(NEW YORK) -- Here's the latest information on the COVID-19 coronavirus as of 9:15 a.m. ET.
Latest reported numbers globally per Johns Hopkins University
Global diagnosed cases: 6,535,019
Global deaths: 386,464. The United States has the most deaths of any single country, with 107,175.
Number of countries/regions: at least 188
Total patients recovered globally: 2,824,722
Latest reported numbers in the United States per Johns Hopkins University
There are at least 1,851,520 diagnosed cases in 50 states the District of Columbia, Puerto Rico and Guam. This is more than in any other country.
U.S. deaths: at least 107,175. New York State has the greatest number of reported deaths in the U.S., with 30,019.
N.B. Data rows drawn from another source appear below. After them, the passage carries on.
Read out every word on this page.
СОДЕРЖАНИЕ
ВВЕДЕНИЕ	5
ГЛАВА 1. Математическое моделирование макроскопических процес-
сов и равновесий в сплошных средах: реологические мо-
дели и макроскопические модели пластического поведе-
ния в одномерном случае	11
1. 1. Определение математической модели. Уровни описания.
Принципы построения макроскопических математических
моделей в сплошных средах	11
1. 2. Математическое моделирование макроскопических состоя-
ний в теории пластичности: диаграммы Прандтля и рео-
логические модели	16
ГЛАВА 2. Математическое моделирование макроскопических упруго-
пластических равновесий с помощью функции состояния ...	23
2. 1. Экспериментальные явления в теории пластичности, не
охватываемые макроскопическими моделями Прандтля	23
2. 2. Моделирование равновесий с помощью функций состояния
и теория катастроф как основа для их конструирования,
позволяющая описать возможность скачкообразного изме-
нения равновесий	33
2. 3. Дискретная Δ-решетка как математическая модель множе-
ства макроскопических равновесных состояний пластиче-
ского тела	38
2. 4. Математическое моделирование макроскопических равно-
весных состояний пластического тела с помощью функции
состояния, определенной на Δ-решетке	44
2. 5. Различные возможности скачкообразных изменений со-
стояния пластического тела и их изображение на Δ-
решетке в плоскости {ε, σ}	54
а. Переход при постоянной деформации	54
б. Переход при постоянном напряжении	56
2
U.S. total patients recovered: 479,258
U.S. total people tested: 18,214,950
The greatest number of reported COVID-19 cases in the U.S. is in New York, with 374,085 confirmed cases out of a total state population of 19.5 million. That is the most reported cases than in any other single region in the world. Moscow, Russia is next, with 189,214 reported cases out of a total population of at least 12.5 million.
Latest reported deaths per state
Visit https://coronavirus.jhu.edu/map.html for the latest numbers.
For a state-by-state interactive map of current school closures, please visit the Education Week website, where numbers are updated once daily.
There are 98,277 public schools and 34,576 private schools in the U.S., according to the National Center for Education Statistics. Those schools educate almost 50.8 million public school students and 5.8 million private school students.
The latest headlines
Expert warns US could see up to 400,000 COVID-19 deaths by spring 2021
The U.S. death toll from COVID-19 stands at just over 107,000 as of Thursday morning, according to data compiled by Johns Hopkins University. But that number could be four times higher by this time next year, says Dr. Ashish Jha, director of the Harvard Global Health Institute. "All of the best models suggest that another 100,000 will die over the next three to four months if we continue to have 1,000 deaths a day," Dr. Jha said during an online forum Wednesday, sponsored by the government’s Pandemic Response Accountability Committee. "It is entirely possible that by next spring, by the time we might get a vaccine, 300,000 [to] 400,000 Americans will have died from this disease," Jha said, citing the national lifting of lockdowns, increasing civil unrest, and a lack of testing as primary drivers of increasing infections, which he also called “wholly preventable” with proper attention.
An additional 1.87 million Americans apply for unemployment
A further 1,877,000 Americans applied for unemployment in the week ending May 30, according to data released Thursday morning by the U.S. Department of Labor. That number is down by 249,000 from the number of reported unemployment applications the week before, which were themselves revised up by 3,000. The new numbers bring to roughly 42 million the number of Americans who have applied for unemployment in the 11 weeks since nationwide lockdowns began in response to the COVID-19 pandemic, resulting in shuttered businesses and widespread layoffs. The good news, modest though it is, is that unemployment applications continue to trend lower. Some 14.8% of Americans are now unemployed as of the week ending May 23. However, when complete numbers for the month of May are released Friday, that percentage is expected to rise to at least 20%, which would be the highest unemployment rate in the U.S. since the Great Depression.
Another study finds hydroxychloroquine ineffective in treating COVID-19
The results of a new study, published in the New England Journal of Medicine, finds hydroxychloroquine was in effective in treating people infected with COVID-19. Hydroxychloroquine is widely prescribed to treat malaria, lupus and rheumatoid arthritis but received widespread attention in part after President Trump repeatedly touted it as a drug that can both treat and prevent COVID-19, despite no solid evidence to support those claims. The NEJM study, said to be the first double-blind randomized, placebo-controlled trial of hydroxychloroquine, found otherwise, concluded the drug “did not prevent illness compatible with Covid-19 or confirmed infection. Other studies of the drug have reached the same or similar conclusions, while additional studies are ongoing. The British medical journal Lancet reported last month that subjects taking hydroxychloroquine also demonstrated a higher risk of death and heart problems.